Selain tantangan geopolitik, industri tekstil DIY juga dihadapkan pada masalah barang impor yang marak. Apriyanto berharap pemerintah dapat memberikan perlindungan untuk mencegah banjirnya produk impor, terutama dari Tiongkok dan negara lain yang dapat mengganggu daya saing industri tekstil lokal.
Di sisi lain, Herum Fajarwati, Kepala Badan Pusat Statistik (BPS) DIY, mencatat bahwa meskipun ekspor barang hasil industri seperti kulit, pakaian, dan barang rajutan mengalami penurunan, ekspor ke luar provinsi DIY tetap tinggi, terutama ke daerah seperti Bali.
Penurunan ekspor ini disebabkan oleh kondisi ekonomi global yang tidak stabil, sementara permintaan domestik justru tumbuh positif.
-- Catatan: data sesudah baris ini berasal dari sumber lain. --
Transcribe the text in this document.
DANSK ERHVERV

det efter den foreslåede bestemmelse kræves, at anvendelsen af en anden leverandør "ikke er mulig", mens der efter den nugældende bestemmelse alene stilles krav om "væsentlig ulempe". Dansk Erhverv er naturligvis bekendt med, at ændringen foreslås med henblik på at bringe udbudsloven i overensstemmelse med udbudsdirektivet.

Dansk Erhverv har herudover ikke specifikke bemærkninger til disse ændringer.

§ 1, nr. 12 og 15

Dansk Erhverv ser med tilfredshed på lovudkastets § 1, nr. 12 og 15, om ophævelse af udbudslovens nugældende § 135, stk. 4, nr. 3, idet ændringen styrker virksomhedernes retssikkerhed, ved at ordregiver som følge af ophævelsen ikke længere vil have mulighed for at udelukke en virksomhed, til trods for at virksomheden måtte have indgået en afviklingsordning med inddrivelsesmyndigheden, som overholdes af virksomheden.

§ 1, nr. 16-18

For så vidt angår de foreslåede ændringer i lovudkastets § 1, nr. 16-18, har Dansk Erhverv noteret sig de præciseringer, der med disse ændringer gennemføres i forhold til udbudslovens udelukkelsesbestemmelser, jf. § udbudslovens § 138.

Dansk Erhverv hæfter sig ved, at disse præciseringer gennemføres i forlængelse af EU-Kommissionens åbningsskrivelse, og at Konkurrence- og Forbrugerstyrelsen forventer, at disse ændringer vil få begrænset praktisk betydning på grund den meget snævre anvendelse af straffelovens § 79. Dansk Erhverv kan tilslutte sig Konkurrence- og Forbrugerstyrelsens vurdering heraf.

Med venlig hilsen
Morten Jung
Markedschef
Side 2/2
Hal ini menunjukkan bahwa sementara industri tekstil menghadapi tantangan di pasar global, ada potensi untuk meningkatkan penetrasi pasar domestik.
Secara keseluruhan, industri tekstil DIY dihadapkan pada berbagai tantangan kompleks, mulai dari ketidakpastian geopolitik global hingga persaingan dengan barang impor. Namun, dengan strategi yang tepat dan dukungan pemerintah, industri ini dapat terus bertahan dan berkembang di tengah perubahan yang terus berlangsung dalam dunia perdagangan internasional.